Dans le même temps, la FL traîne la FA devant les tribunaux, l’accusant d’avoir créé une League « illégalement » (le 31 juillet 1991, au terme de quatre jours d’audition, le juge Sir Christopher Rose renverra l’amère FL dans ses foyers).

Le 17 juillet 1991, tous les clubs de D1 signent le Founder Members Agreement et le 23 septembre 1991, le document est ratifié par la FA, les clubs et la FL. Après quatre heures de palabres, on se met d’accord sur le nom du bébé : FA Premier League. Certains clubs anti-FA sont farouchement opposés à la présence de la FA dans l’appellation – on ne démarre pas sous les meilleurs auspices et, de fait, les relations FA-PL seront tendues. Un an plus tard, la PL adoptera le nom du sponsor et s’appellera (Carling / Barclaycard / Barclays) Premiership de 1993 à 2007.

1991-92 : trois instances et un coup fin

En théorie, le sigle FA est toujours utilisé pendant cette période mais, fatalement, il disparaît définitivement lors des renégociations avec Barclays en 2007, les relations FA-PL s’étant considérablement refroidies. Outre les considérations juridiques, nombre de propositions émanant de la FA et qui figuraient dans son Blueprint for the future of football (voir fin de troisième partie), initialement acceptées par la PL, furent graduellement abandonnées (surtout celles d’ordre financier – partage des revenus du sponsoring – et en rapport avec la représentation de la FA au directoire PL). La vision initiale que la FA entretenait sur la PL, centraliste et quelque peu paternaliste, diffère grandement de la version actuelle.

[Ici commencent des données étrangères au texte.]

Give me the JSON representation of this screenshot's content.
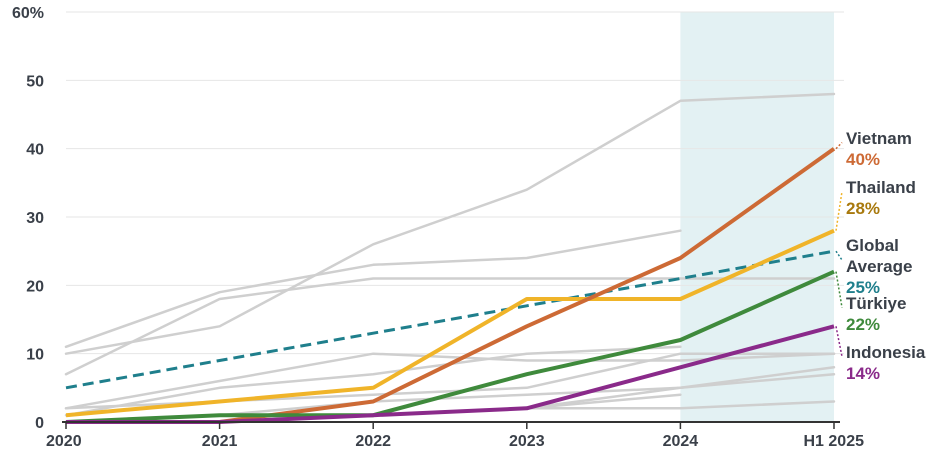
{
  "chart_data": {
    "type": "line",
    "title": "",
    "xlabel": "",
    "ylabel": "",
    "categories": [
      "2020",
      "2021",
      "2022",
      "2023",
      "2024",
      "H1 2025"
    ],
    "ylim": [
      0,
      60
    ],
    "yticks": [
      "0",
      "10",
      "20",
      "30",
      "40",
      "50",
      "60%"
    ],
    "y_tick_values": [
      0,
      10,
      20,
      30,
      40,
      50,
      60
    ],
    "grid": true,
    "highlight_categories": [
      "2024",
      "H1 2025"
    ],
    "highlight_color": "#e3f1f3",
    "grid_color": "#e6e6e6",
    "axis_color": "#333333",
    "tick_color": "#3a4049",
    "background_series": [
      {
        "values": [
          10,
          14,
          26,
          34,
          47,
          48
        ]
      },
      {
        "values": [
          11,
          19,
          23,
          24,
          28,
          null
        ]
      },
      {
        "values": [
          7,
          18,
          21,
          21,
          21,
          21
        ]
      },
      {
        "values": [
          2,
          6,
          10,
          9,
          9,
          10
        ]
      },
      {
        "values": [
          1,
          5,
          7,
          10,
          11,
          null
        ]
      },
      {
        "values": [
          2,
          3,
          4,
          5,
          10,
          10
        ]
      },
      {
        "values": [
          0,
          1,
          3,
          4,
          5,
          8
        ]
      },
      {
        "values": [
          0,
          1,
          1,
          2,
          5,
          7
        ]
      },
      {
        "values": [
          0,
          0,
          1,
          2,
          2,
          3
        ]
      },
      {
        "values": [
          0,
          0,
          1,
          2,
          4,
          null
        ]
      }
    ],
    "background_color": "#cfcfcf",
    "series": [
      {
        "name": "Global Average",
        "label_lines": [
          "Global",
          "Average"
        ],
        "value_label": "25%",
        "values": [
          5,
          9,
          13,
          17,
          21,
          25
        ],
        "color": "#1f7f8c",
        "label_color": "#1f7f8c",
        "dashed": true
      },
      {
        "name": "Thailand",
        "label_lines": [
          "Thailand"
        ],
        "value_label": "28%",
        "values": [
          1,
          3,
          5,
          18,
          18,
          28
        ],
        "color": "#f0b429",
        "label_color": "#a8790d",
        "dashed": false
      },
      {
        "name": "Vietnam",
        "label_lines": [
          "Vietnam"
        ],
        "value_label": "40%",
        "values": [
          0,
          0,
          3,
          14,
          24,
          40
        ],
        "color": "#cd6a35",
        "label_color": "#cd6a35",
        "dashed": false
      },
      {
        "name": "Türkiye",
        "label_lines": [
          "Türkiye"
        ],
        "value_label": "22%",
        "values": [
          0,
          1,
          1,
          7,
          12,
          22
        ],
        "color": "#3f8a3c",
        "label_color": "#3f8a3c",
        "dashed": false
      },
      {
        "name": "Indonesia",
        "label_lines": [
          "Indonesia"
        ],
        "value_label": "14%",
        "values": [
          0,
          0,
          1,
          2,
          8,
          14
        ],
        "color": "#8a2a8a",
        "label_color": "#8a2a8a",
        "dashed": false
      }
    ]
  }
}
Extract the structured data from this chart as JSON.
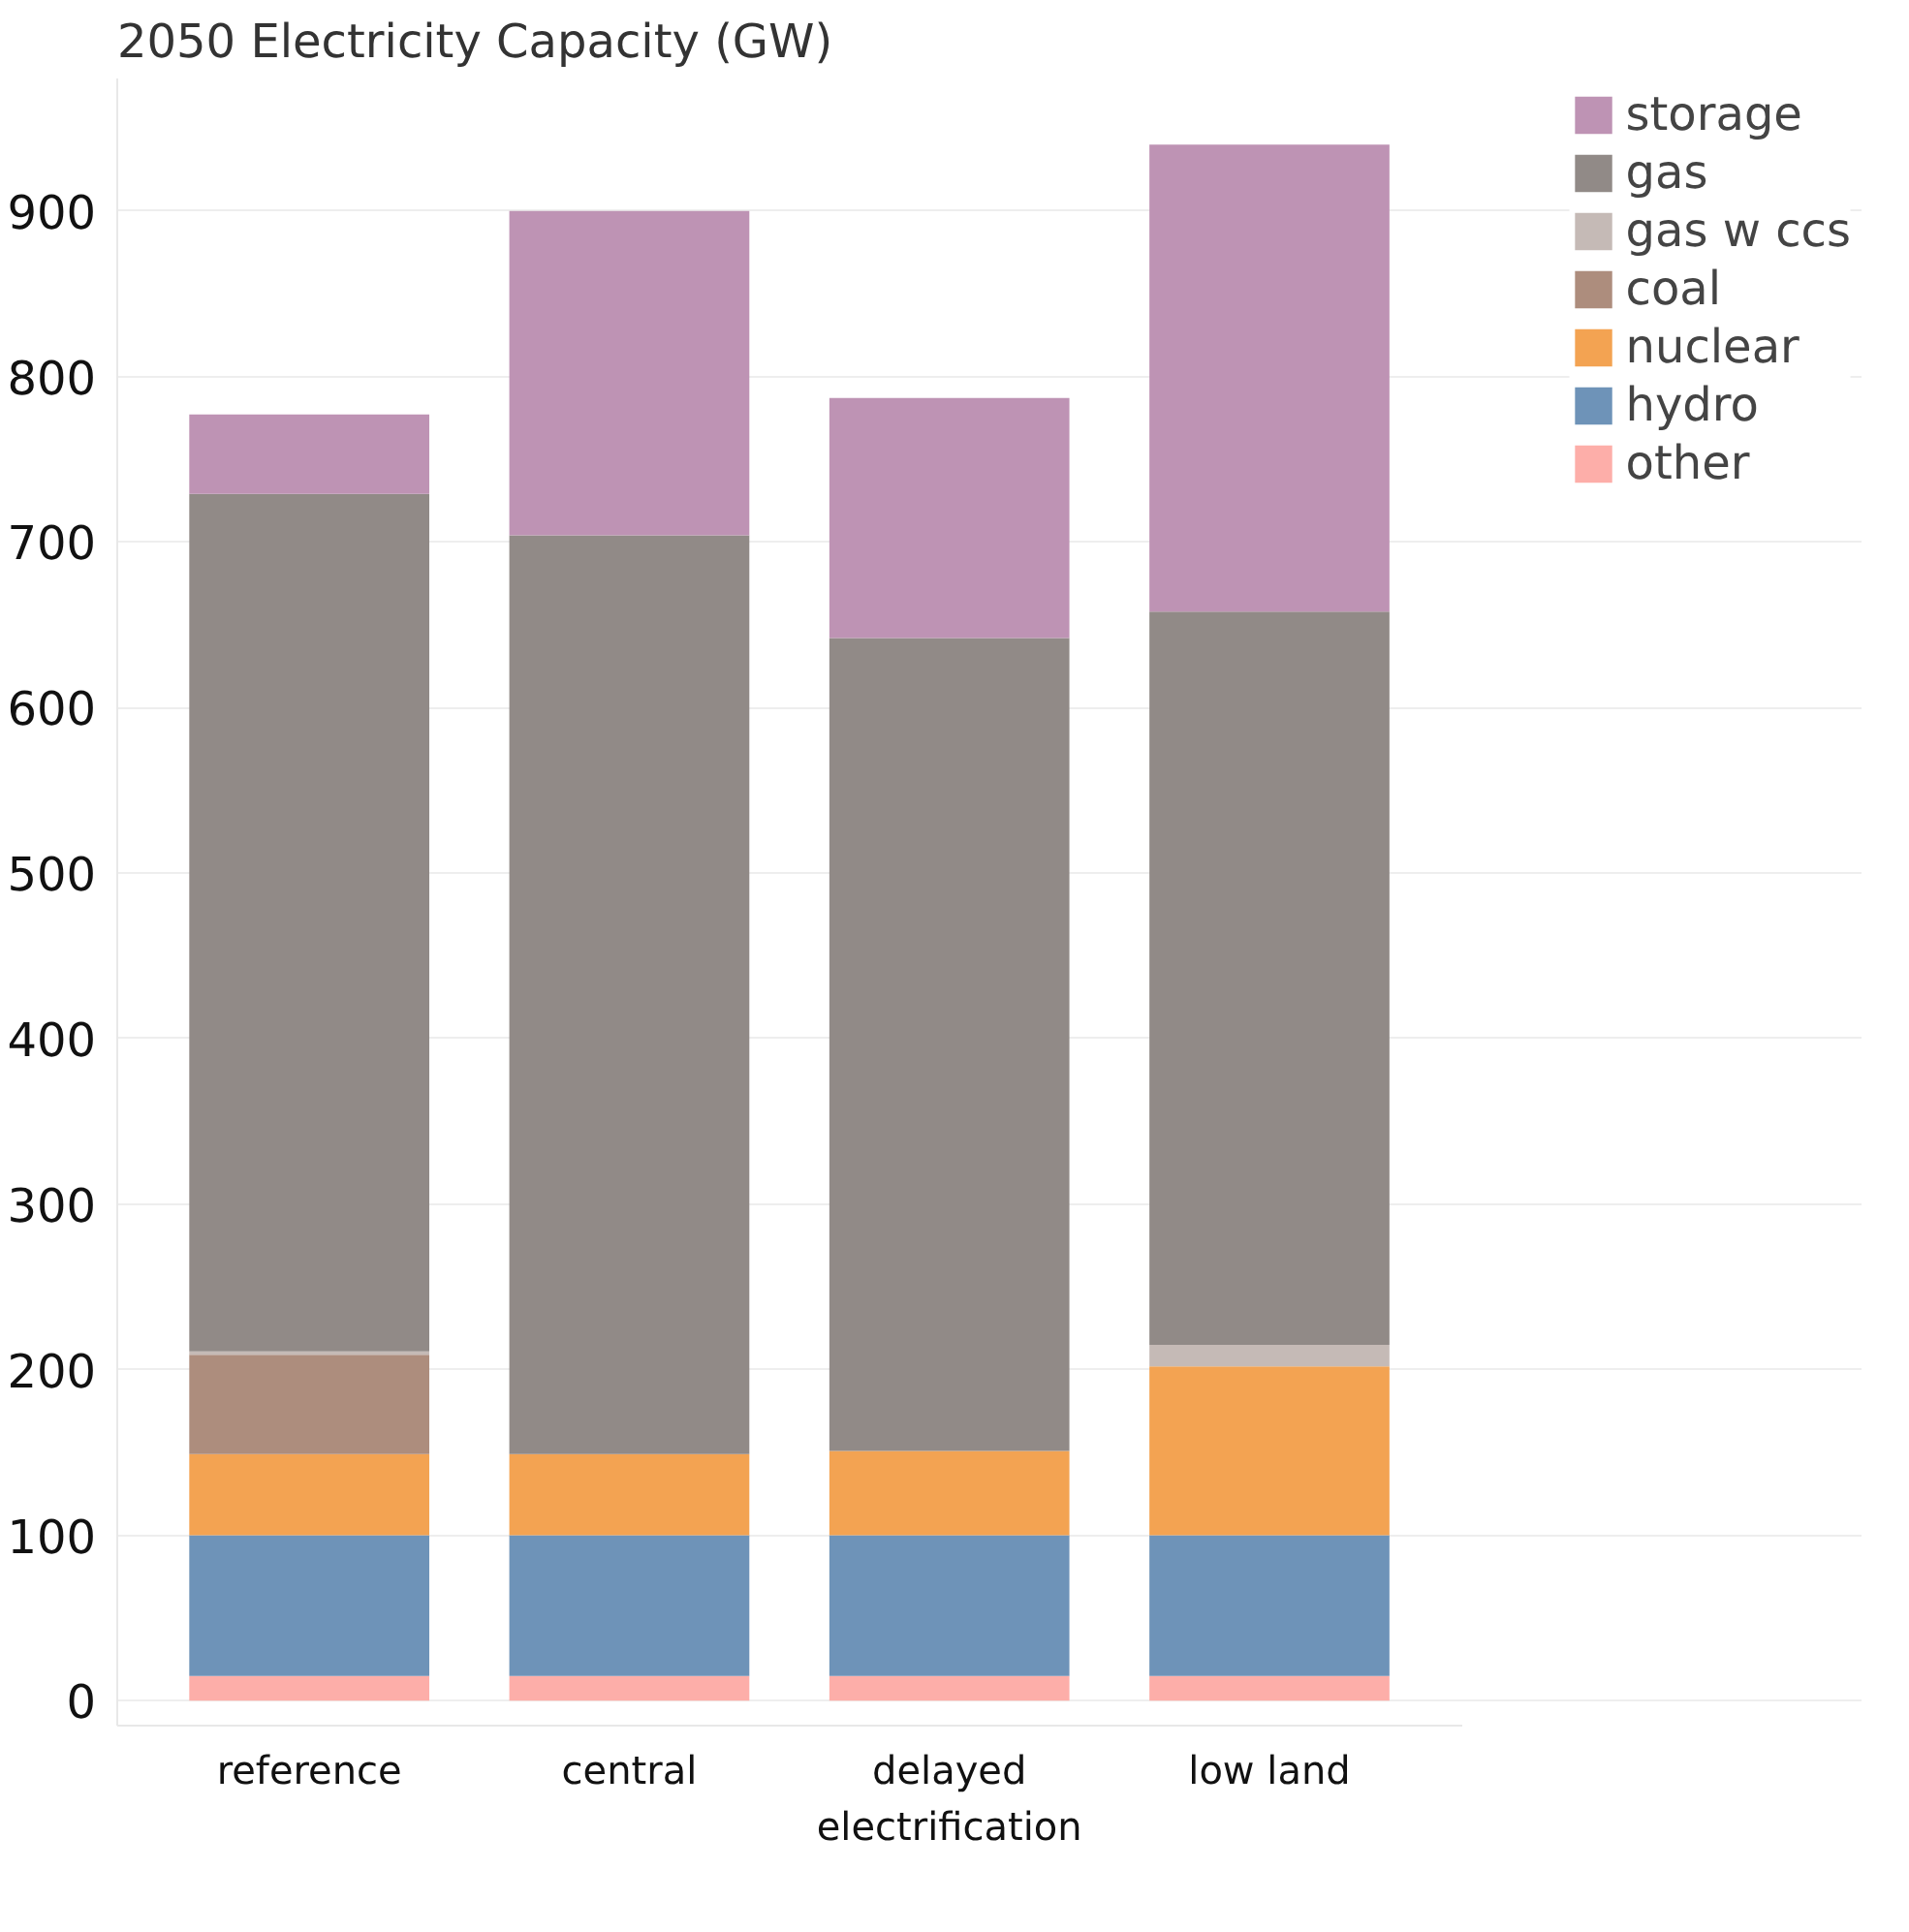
{
  "chart_data": {
    "type": "bar",
    "title": "2050 Electricity Capacity (GW)",
    "categories": [
      "reference",
      "central",
      "delayed\nelectrification",
      "low land"
    ],
    "stacked": true,
    "ylim": [
      -15,
      980
    ],
    "yticks": [
      0,
      100,
      200,
      300,
      400,
      500,
      600,
      700,
      800,
      900
    ],
    "grid": "y",
    "legend": "top right",
    "series": [
      {
        "name": "other",
        "color": "#fdaea9",
        "values": [
          15,
          15,
          15,
          15
        ]
      },
      {
        "name": "hydro",
        "color": "#6e93b8",
        "values": [
          85,
          85,
          85,
          85
        ]
      },
      {
        "name": "nuclear",
        "color": "#f3a352",
        "values": [
          49,
          49,
          51,
          102
        ]
      },
      {
        "name": "coal",
        "color": "#ad8d7d",
        "values": [
          60,
          0,
          0,
          0
        ]
      },
      {
        "name": "gas w ccs",
        "color": "#c5bab6",
        "values": [
          2,
          null,
          null,
          13
        ]
      },
      {
        "name": "gas",
        "color": "#918a87",
        "values": [
          518,
          555,
          491,
          443
        ]
      },
      {
        "name": "storage",
        "color": "#be93b4",
        "values": [
          48,
          196,
          145,
          282
        ]
      }
    ]
  }
}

Nonobstant ces tiraillements FA-PL qui iront crescendo, la création officielle de la FA Premier League signe la fin d’années de conflit permanent entre les principaux acteurs du football anglais (y compris des menaces de grèves, via la PFA, équivalent de l’UNFP). Le cordon ombilical centenaire entre  l’élite des clubs et les instances est définitivement coupé. La PL est indépendante, souveraine et promise à un avenir des plus prospères. Le 20 février 1992, l’ultime acte légal est adopté, la FA donne officiellement naissance au championnat de Premier League.

Les discussions sur le partage des revenus médias s’engagent. On se met d’accord sur une formule à l’esprit comparable aux débuts de la FL. Il est décidé que les droits perçus par le champion ne seront pas supérieurs à une fois et demie ceux versés au dernier du classement.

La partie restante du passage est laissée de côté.